Large NIH Trial Finds No Cardiovascular Benefits For Weight Loss And Exercise In Type 2 Diabetics (Forbes, The Wall Street Journal, CBS News)
NEJM published results of the “Look AHEAD” (Action for Health in Diabetes) study, presented recently at the American Diabetes Association meeting, which demonstrated intensive lifestyle intervention was no better than standard nutrition and exercise counseling in reducing cardiovascular events in obese patients with Type 2 diabetes. However, weight loss from both methods resulted in a decrease in the development of chronic kidney disease, a risk of having Type 2 diabetes.
Weight-Loss Surgery: A Cure for the Morbidly Obese? (US News)
The benefits of bariatric surgery are touted in this article reporting on the various methods of surgery. One of Dr. Brethauer's patients is featured in the story. After surgery, the patient's asthma, sleep apnea and blood pressure problems have all disappeared. "All of my health issues have completely reversed, every single one of them." Dr. Brethauer comments that surgery is a tool and that, "you can't just do the surgery alone and expect to have good long-term outcomes." As Dr. Brethauer explains, only once patients have the surgery can they then get healthy through diet and exercise. "Once people reach a certain point in terms of their weight and comorbidities," or related disorders, "diet and exercise alone is ineffective," he says. ASMBS fact sheets on the safety and effectiveness of surgery are referenced throughout the article.
New Genes IDd in Obesity: How Much of Weight is Genetic? (TIME)
A new study published this week examined genetic factors that could explain weight gain in some people. The discoveries add to the growing body of knowledge about the biology behind weight, and according to TIME, the results confirm that weight is the complex combination of a multitude of different metabolic processes. A study conducted by researchers at Boston Children’s Hospital examined a genetic mutation in mice that can cause weight gain without overeating by preventing the body from burning off fat calories. When the gene, Mrap2, was “silenced” in mice, their food intake had to be reduced by 10 to 15 percent to keep weight gain as low as normal mice. The results of the study were published in the journal Science, where the authors noted an analysis of 500 people found the equivalent human gene mutation in four people with severe, early onset obesity.
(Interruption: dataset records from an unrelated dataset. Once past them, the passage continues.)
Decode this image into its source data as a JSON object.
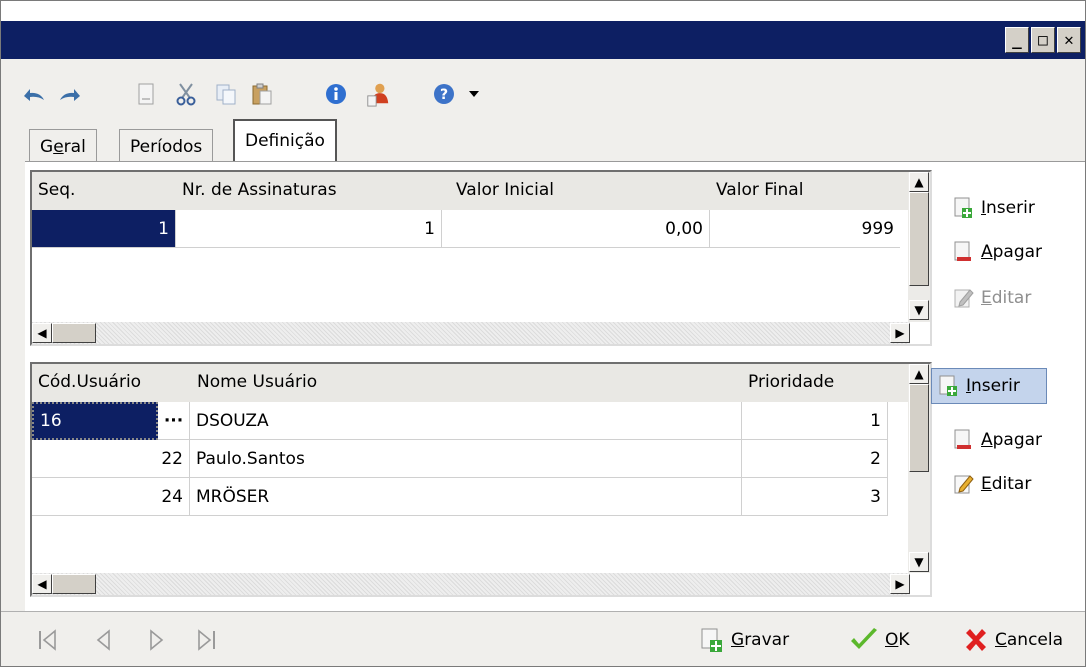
{
  "window": {
    "controls": [
      "_",
      "□",
      "✕"
    ]
  },
  "toolbar": {
    "icons": [
      "undo-icon",
      "redo-icon",
      "new-document-icon",
      "cut-icon",
      "copy-icon",
      "paste-icon",
      "info-icon",
      "user-icon",
      "help-icon",
      "dropdown-arrow-icon"
    ]
  },
  "tabs": [
    {
      "label": "Geral",
      "accel": "e"
    },
    {
      "label": "Períodos"
    },
    {
      "label": "Definição",
      "active": true
    }
  ],
  "grid1": {
    "headers": [
      "Seq.",
      "Nr. de Assinaturas",
      "Valor Inicial",
      "Valor Final"
    ],
    "rows": [
      {
        "seq": "1",
        "assinaturas": "1",
        "valor_inicial": "0,00",
        "valor_final": "999"
      }
    ]
  },
  "side1": {
    "inserir": {
      "accel": "I",
      "rest": "nserir"
    },
    "apagar": {
      "accel": "A",
      "rest": "pagar"
    },
    "editar": {
      "accel": "E",
      "rest": "ditar",
      "disabled": true
    }
  },
  "grid2": {
    "headers": [
      "Cód.Usuário",
      "Nome Usuário",
      "Prioridade"
    ],
    "rows": [
      {
        "cod": "16",
        "nome": "DSOUZA",
        "prioridade": "1"
      },
      {
        "cod": "22",
        "nome": "Paulo.Santos",
        "prioridade": "2"
      },
      {
        "cod": "24",
        "nome": "MRÖSER",
        "prioridade": "3"
      }
    ],
    "ellipsis": "···"
  },
  "side2": {
    "inserir": {
      "accel": "I",
      "rest": "nserir",
      "highlighted": true
    },
    "apagar": {
      "accel": "A",
      "rest": "pagar"
    },
    "editar": {
      "accel": "E",
      "rest": "ditar"
    }
  },
  "bottom": {
    "gravar": {
      "accel": "G",
      "rest": "ravar"
    },
    "ok": {
      "accel": "O",
      "rest": "K"
    },
    "cancela": {
      "accel": "C",
      "rest": "ancela"
    }
  },
  "colors": {
    "title": "#0d1f63",
    "selected": "#0d1f63",
    "highlight": "#c4d4ec"
  }
}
The study suggests the body’s mechanisms for energy use and weight gain among some obese people may be different than among skinnier peers.
A team based at University College London reported in Journal of Clinical Investigation that a specific form of a gene previously linked to obesity, FTO, can increase craving for high-fat foods. In a study of nearly 400 men, 45 had mutations of the FTO gene, which may result in greater appetite and caloric consumption. FTO gene mutation was shown to be associated with higher levels the “hunger hormone ghelin” and men with the mutated form of FTO did not show the same drop in ghelin levels, which signifies a felling of fullness.